Sattler, Andreas, Emanzipation und Expansion des Markenrechts. Die Entstehungsgeschichte des Markengesetzes von 1995 (= Geistiges Eigentum und Wettbewerbsrecht 99). Mohr (Siebeck), Tübingen 2015. XIII, 504 S. Besprochen von Gerhard Köbler.
Die Marke als Zeichen und damit gekennzeichneter Gegenstand wird in Rom durch das Namensrecht gegen Nachahmungen geschützt und findet sich im Frühmittelalter an Vieh, Holz oder Haus, entwickelt sich als Handelsmarke des Kaufmanns zur Kennzeichnung seiner Ware aber erst in der Stadt im Hochmittelalter. Etwa gleichzeitig mit dem Ende des Zunftzwangs infolge der allgemeinen Liberalisierung der Wirtschaft wird die Marke gesetzlich geschützt (Frankreich 1787, Bayern 9. 3. 1840/21. 12. 1862). Angesichts der Entstehung von Markenartikeln als Folge der Industrialisierung und der damit verbundenen allgemeinen Kaufkraftsteigerung wird im Deutschen Reich 1874 ein Gesetz über den Markenschutz und 1894 ein Markenzeichengesetz erlassen.
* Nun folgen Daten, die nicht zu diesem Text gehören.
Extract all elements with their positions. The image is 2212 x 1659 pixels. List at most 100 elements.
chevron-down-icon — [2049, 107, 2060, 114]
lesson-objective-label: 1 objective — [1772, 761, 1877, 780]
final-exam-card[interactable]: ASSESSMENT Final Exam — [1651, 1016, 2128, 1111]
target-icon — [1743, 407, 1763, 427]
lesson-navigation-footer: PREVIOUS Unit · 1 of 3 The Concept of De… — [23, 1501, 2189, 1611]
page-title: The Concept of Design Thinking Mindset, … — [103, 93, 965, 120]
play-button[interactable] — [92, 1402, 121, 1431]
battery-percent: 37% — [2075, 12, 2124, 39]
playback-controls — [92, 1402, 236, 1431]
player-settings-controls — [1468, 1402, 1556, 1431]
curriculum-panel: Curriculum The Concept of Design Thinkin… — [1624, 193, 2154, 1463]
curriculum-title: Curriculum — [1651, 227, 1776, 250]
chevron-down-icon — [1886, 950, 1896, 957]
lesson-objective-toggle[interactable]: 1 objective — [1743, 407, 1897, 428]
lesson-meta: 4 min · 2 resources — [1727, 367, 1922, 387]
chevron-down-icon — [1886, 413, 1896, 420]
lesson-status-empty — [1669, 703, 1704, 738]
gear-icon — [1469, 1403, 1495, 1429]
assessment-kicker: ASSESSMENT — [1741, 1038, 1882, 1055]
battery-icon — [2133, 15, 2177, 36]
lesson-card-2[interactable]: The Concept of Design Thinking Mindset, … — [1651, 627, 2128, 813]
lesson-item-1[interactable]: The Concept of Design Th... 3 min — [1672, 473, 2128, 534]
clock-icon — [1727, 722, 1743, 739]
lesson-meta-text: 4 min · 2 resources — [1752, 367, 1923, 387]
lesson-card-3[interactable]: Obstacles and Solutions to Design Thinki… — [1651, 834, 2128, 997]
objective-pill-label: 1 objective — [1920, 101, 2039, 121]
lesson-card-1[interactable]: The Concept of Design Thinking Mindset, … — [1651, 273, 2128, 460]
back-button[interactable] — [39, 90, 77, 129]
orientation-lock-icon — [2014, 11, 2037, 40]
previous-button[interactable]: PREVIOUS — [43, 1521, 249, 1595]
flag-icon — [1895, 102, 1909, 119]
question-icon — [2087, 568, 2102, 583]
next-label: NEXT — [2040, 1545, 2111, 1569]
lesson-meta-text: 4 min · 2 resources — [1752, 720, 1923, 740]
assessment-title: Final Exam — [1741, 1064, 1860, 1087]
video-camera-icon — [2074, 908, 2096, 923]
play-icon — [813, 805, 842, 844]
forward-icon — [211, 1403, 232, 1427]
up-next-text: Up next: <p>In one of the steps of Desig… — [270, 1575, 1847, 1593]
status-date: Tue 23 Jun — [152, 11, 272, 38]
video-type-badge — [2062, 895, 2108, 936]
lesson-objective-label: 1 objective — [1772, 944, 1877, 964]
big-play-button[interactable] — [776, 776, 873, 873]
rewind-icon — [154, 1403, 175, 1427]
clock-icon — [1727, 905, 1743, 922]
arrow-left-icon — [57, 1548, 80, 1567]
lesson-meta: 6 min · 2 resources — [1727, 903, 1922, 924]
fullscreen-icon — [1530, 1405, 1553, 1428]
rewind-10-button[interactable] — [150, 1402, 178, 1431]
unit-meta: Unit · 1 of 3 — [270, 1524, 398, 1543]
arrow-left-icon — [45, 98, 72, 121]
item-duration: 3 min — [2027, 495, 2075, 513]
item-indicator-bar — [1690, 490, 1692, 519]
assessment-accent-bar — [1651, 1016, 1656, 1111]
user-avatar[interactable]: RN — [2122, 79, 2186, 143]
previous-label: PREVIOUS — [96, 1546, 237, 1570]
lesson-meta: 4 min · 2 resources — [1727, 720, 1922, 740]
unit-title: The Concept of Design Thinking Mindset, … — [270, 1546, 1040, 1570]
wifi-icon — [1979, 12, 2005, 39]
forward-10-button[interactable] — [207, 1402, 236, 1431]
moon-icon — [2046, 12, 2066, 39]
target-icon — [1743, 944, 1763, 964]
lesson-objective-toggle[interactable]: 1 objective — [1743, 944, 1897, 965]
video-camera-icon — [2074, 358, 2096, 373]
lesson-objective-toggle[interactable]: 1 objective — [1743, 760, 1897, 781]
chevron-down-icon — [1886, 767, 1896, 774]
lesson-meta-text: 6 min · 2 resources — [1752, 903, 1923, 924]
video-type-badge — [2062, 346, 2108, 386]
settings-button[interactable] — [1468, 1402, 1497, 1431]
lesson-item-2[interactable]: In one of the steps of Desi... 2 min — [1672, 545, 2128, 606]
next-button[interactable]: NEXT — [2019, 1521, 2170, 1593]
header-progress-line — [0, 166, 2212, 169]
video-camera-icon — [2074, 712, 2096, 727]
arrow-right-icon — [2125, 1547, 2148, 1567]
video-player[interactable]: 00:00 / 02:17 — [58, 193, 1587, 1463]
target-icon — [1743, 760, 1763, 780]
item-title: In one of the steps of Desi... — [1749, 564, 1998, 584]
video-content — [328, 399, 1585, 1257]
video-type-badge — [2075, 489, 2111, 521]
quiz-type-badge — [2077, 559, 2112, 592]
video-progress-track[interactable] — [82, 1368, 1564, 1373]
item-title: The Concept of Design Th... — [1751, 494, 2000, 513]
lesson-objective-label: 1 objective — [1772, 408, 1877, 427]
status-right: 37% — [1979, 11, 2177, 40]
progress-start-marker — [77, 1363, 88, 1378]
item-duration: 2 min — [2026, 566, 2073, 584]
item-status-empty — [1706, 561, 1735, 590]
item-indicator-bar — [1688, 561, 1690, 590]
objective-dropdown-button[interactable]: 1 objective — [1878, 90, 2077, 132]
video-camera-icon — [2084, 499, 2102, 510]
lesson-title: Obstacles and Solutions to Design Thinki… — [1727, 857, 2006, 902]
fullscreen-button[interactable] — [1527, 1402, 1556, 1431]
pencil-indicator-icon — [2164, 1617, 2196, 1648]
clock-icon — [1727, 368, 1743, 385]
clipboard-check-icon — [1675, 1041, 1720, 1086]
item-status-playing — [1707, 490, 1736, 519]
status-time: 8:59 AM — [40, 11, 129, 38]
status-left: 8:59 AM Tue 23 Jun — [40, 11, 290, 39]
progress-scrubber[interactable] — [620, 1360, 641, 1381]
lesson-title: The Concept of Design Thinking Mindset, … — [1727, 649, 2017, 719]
Der 1982 geborene, in Bayreuth und Nottingham ausgebildete, inzwischen als Rechtsanwalt tätige Verfasser verfolgt in seiner im Rahmen des Graduiertenkollegs Geistiges Eigentum und Gemeinfreiheit der Deutschen Forschungsgemeinschaft entstandenen, von Diethelm Klippel betreuten und im Wintersemester 2013/2014 von der rechts- und wirtschaftswissenschaftlichen Fakultät der Universität Bayreuth angenommenen Dissertation die seitdem eingetretene Entwicklung. Er gliedert seine umfangreiche, sachkundige Untersuchung in insgesamt zehn Kapitel. Sie betreffen den 1874 und 1894 bejahten, von Hermann Isay bezweifelten, im Warenzeichengesetz des Jahres 1936 aber aufrechterhaltenen Akzessorietätsgrundsatz, das Verhältnis zwischen Warenzeichenrecht und Wettbewerbsrecht zwischen 1874 und 1909 (Markenrecht als Ersatz für ein fehlendes Lauterkeitsrecht), das Verhältnis von Warenzeichenschutz und Ausstattungsschutz mit der endgültigen Anerkennung der Ausstattung im Warenzeichengesetz des Jahres 1936, die tatsächlichen Voraussetzungen für die Entstehung beworbener und bekannter Marken, die Rechtsprechung zum Schutz der bekannten Marke (z. B. Quick und Rolls Royce durch den Bundesgerichtshof), der Schutz bekannter Marken in der Literatur (Josef Kohler, Eugen Ulmer), die Grundlagen des europäischen Markenrechts, die Verwertbarkeit der Marke im europäischen Markenrecht, die Expansion des Schutzbereichs im europäischen Markenrecht und schließlich den Paradigmenwechsel im deutschen Markenrecht seit dem Erstreckungsgesetz des Jahres 1992.
Im Ergebnis seiner eindrucksvoll gelungenen Untersuchung stellt er überzeugend seit 1874 eine Emanzipation und Expansion des Rechtes an der Marke fest. Die Verselbständigung der Marke vom Geschäftsbetrieb erhöht deren wirtschaftliche Verwertbarkeit, die Ausweitung des Schutzbereichs erleichtert die vielseitige Verteidigung der Marke durch den Inhaber. Ansprechend weist er am Ende darauf hin, dass der erweiterte Schutz bekannter Zeichen in das Lauterkeitsrecht gehört und dass die mit dem Markenrecht verbundene wettbewerbsfördernde Funktion nicht gegenüber steter Emanzipation und Expansion des Markenrechts übermäßig vernachlässigt werden darf.